Nina 01/02/2024
Esse não é um livro sobre traição
A primeira pergunta que surge ao falarmos sobre a leitura de Dom Casmurro é “e aí, Capitu traiu ou não traiu Bentinho?” É quase impossível fugir dessa indagação, no entanto, gostaria de expressar que este livro vai muito além desse questionamento - ouso dizer que - a história não se limita a traição, nem a Capitu, é inteiramente sobre Bentinho.
Como mulher (é importante destacar que a traição não é uma questão de sexo, mulheres também traem) é claro que comecei a ler já desconfiada de Bentinho, mas é importante frisar que Dom Casmurro é contado a partir da perspectiva do narrador, que é Bentinho, a história é contada a partir do ponto de vista dele, assim como nossa história é, a partir do nosso ponto de vista.

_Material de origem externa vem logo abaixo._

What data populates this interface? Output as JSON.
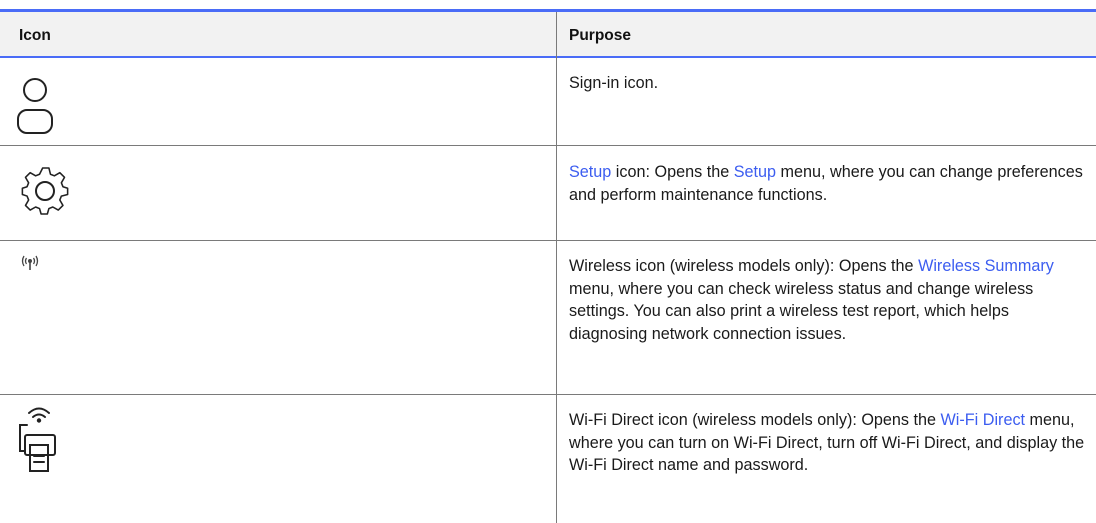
{
  "table": {
    "headers": {
      "icon": "Icon",
      "purpose": "Purpose"
    },
    "rows": [
      {
        "icon": "sign-in-icon",
        "purpose": {
          "pre": "Sign-in icon."
        }
      },
      {
        "icon": "gear-icon",
        "purpose": {
          "link1": "Setup",
          "mid1": " icon: Opens the ",
          "link2": "Setup",
          "post": " menu, where you can change preferences and perform maintenance functions."
        }
      },
      {
        "icon": "wireless-icon",
        "purpose": {
          "pre": "Wireless icon (wireless models only): Opens the ",
          "link": "Wireless Summary",
          "post": " menu, where you can check wireless status and change wireless settings. You can also print a wireless test report, which helps diagnosing network connection issues."
        }
      },
      {
        "icon": "wifi-direct-icon",
        "purpose": {
          "pre": "Wi-Fi Direct icon (wireless models only): Opens the ",
          "link": "Wi-Fi Direct",
          "post": " menu, where you can turn on Wi-Fi Direct, turn off Wi-Fi Direct, and display the Wi-Fi Direct name and password."
        }
      }
    ]
  },
  "colors": {
    "accent": "#4a6cf7",
    "link": "#3c5df0",
    "header_bg": "#f2f2f2",
    "rule": "#7a7a7a"
  }
}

Não conhecemos a história vista e sentida por Capitu, a conhecemos pelo que Bentinho nos conta, sendo assim, toda premissa parte-se da vista de Bentinho, e talvez, o ponto central da história, não seja a traição em si, mas os sentimentos e a perspicácia do narrador que a todo momento é como se dissesse “pode confiar em mim, tudo que digo é verdade”.
O ciúmes de Bentinho, suas inquietações e especulações são conhecidas por nós, quem nunca teve dúvidas a respeito de um amante e pensou em cada detalhe como uma prova da suposta traição? Às vezes estamos certos, às vezes errados, o ponto crucial é até que ponto o ciúmes é “normal” e quando ultrapassa esse limite e se torna possessivo.

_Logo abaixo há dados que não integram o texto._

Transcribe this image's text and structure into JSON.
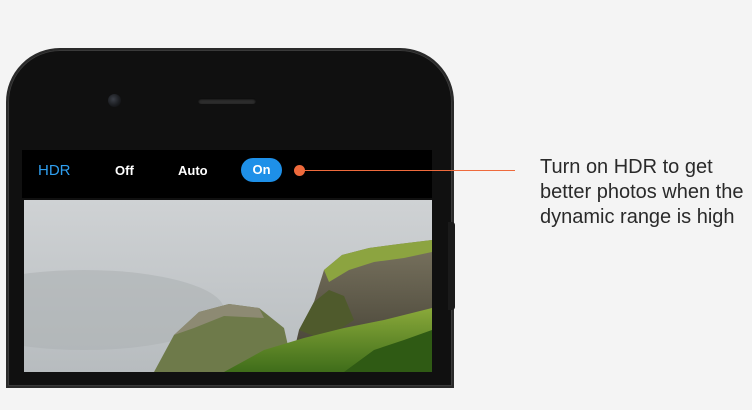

Embora eu tenha dito a importância dos sentimentos de Bentinho no trecho acima, não podemos reduzi-lo a um homem amargurado pela traição, em vários trechos é perceptível sua obsessão por Capitu, seu ciúmes doentio e suas desconfianças infundadas, estes pontos nos servem de alerta.
A beleza da narrativa de Machado é justamente abrir a mente do leitor para o que poderia ser, ele não deixa claro, e como o autor mesmo disse na voz de Bentinho “nem tudo é claro na vida ou nos livros”. Essa leitura alcança seu objetivo quando nos instiga a pensar em todos os detalhes, nos desfechos possíveis e ainda sim, nos deixa no escuro. A delícia é esta, não nos dar respostas, e sim nos fazer pensar, abrir um caminho sem fim para a imaginação.

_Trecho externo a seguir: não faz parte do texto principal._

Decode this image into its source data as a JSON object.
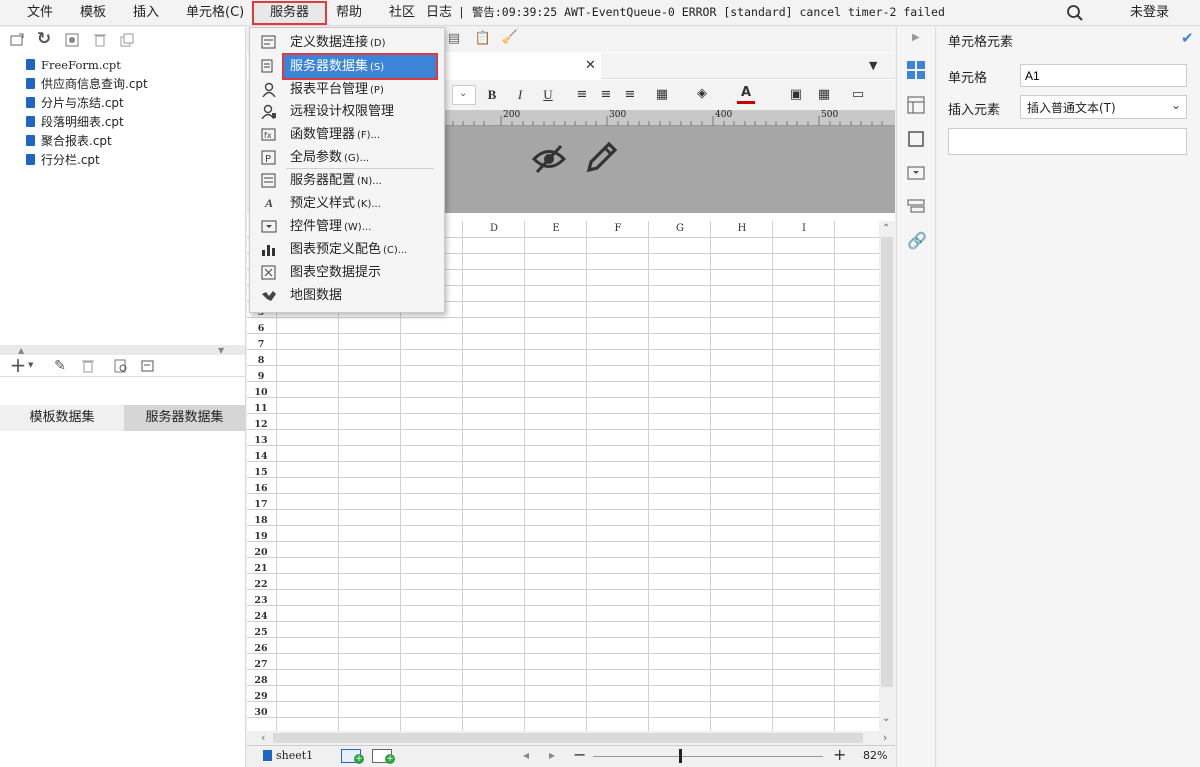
{
  "menubar": {
    "items": [
      "文件",
      "模板",
      "插入",
      "单元格(C)",
      "服务器",
      "帮助",
      "社区",
      "日志"
    ],
    "log_line": "| 警告:09:39:25 AWT-EventQueue-0 ERROR [standard] cancel timer-2 failed",
    "login": "未登录"
  },
  "files": [
    "FreeForm.cpt",
    "供应商信息查询.cpt",
    "分片与冻结.cpt",
    "段落明细表.cpt",
    "聚合报表.cpt",
    "行分栏.cpt"
  ],
  "dataset_tabs": {
    "template": "模板数据集",
    "server": "服务器数据集"
  },
  "server_menu": [
    {
      "icon": "db-connection-icon",
      "label": "定义数据连接",
      "shortcut": "(D)"
    },
    {
      "icon": "server-dataset-icon",
      "label": "服务器数据集",
      "shortcut": "(S)"
    },
    {
      "icon": "user-platform-icon",
      "label": "报表平台管理",
      "shortcut": "(P)"
    },
    {
      "icon": "user-permission-icon",
      "label": "远程设计权限管理",
      "shortcut": ""
    },
    {
      "icon": "function-manager-icon",
      "label": "函数管理器",
      "shortcut": "(F)..."
    },
    {
      "icon": "global-param-icon",
      "label": "全局参数",
      "shortcut": "(G)..."
    },
    {
      "icon": "server-config-icon",
      "label": "服务器配置",
      "shortcut": "(N)..."
    },
    {
      "icon": "predefined-style-icon",
      "label": "预定义样式",
      "shortcut": "(K)..."
    },
    {
      "icon": "widget-manager-icon",
      "label": "控件管理",
      "shortcut": "(W)..."
    },
    {
      "icon": "chart-color-icon",
      "label": "图表预定义配色",
      "shortcut": "(C)..."
    },
    {
      "icon": "chart-empty-icon",
      "label": "图表空数据提示",
      "shortcut": ""
    },
    {
      "icon": "map-data-icon",
      "label": "地图数据",
      "shortcut": ""
    }
  ],
  "ruler": [
    "200",
    "300",
    "400",
    "500"
  ],
  "columns": [
    "D",
    "E",
    "F",
    "G",
    "H",
    "I"
  ],
  "rows": [
    "5",
    "6",
    "7",
    "8",
    "9",
    "10",
    "11",
    "12",
    "13",
    "14",
    "15",
    "16",
    "17",
    "18",
    "19",
    "20",
    "21",
    "22",
    "23",
    "24",
    "25",
    "26",
    "27",
    "28",
    "29",
    "30"
  ],
  "sheet_tab": "sheet1",
  "zoom": "82%",
  "prop_panel": {
    "title": "单元格元素",
    "cell_label": "单元格",
    "cell_value": "A1",
    "insert_label": "插入元素",
    "insert_value": "插入普通文本(T)"
  },
  "colors": {
    "accent": "#3b84d8",
    "highlight": "#e0393e",
    "file_icon": "#1f66c4"
  }
}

Machado é genial, nesse ponto todos concordam, e nos pontos em que discordamos a respeito da história revela ainda mais sua genialidade, cada leitor pode e deve analisar a história de acordo com a sua própria perspectiva, esse é um dos prazeres da leitura. Espero que esse clássico da literatura brasileira alcance muitas outras mentes vorazes e também iniciantes no universo dos livros.
Por fim, meu conselho é: leia degustando e não reduzindo Dom Casmurro a uma simples pergunta “traiu ou não traiu?” esse não é o ponto! Este é um livro sobre sentimentos e não sobre certezas, ler uma vez só já é bom, mas reler quantas necessárias é melhor ainda.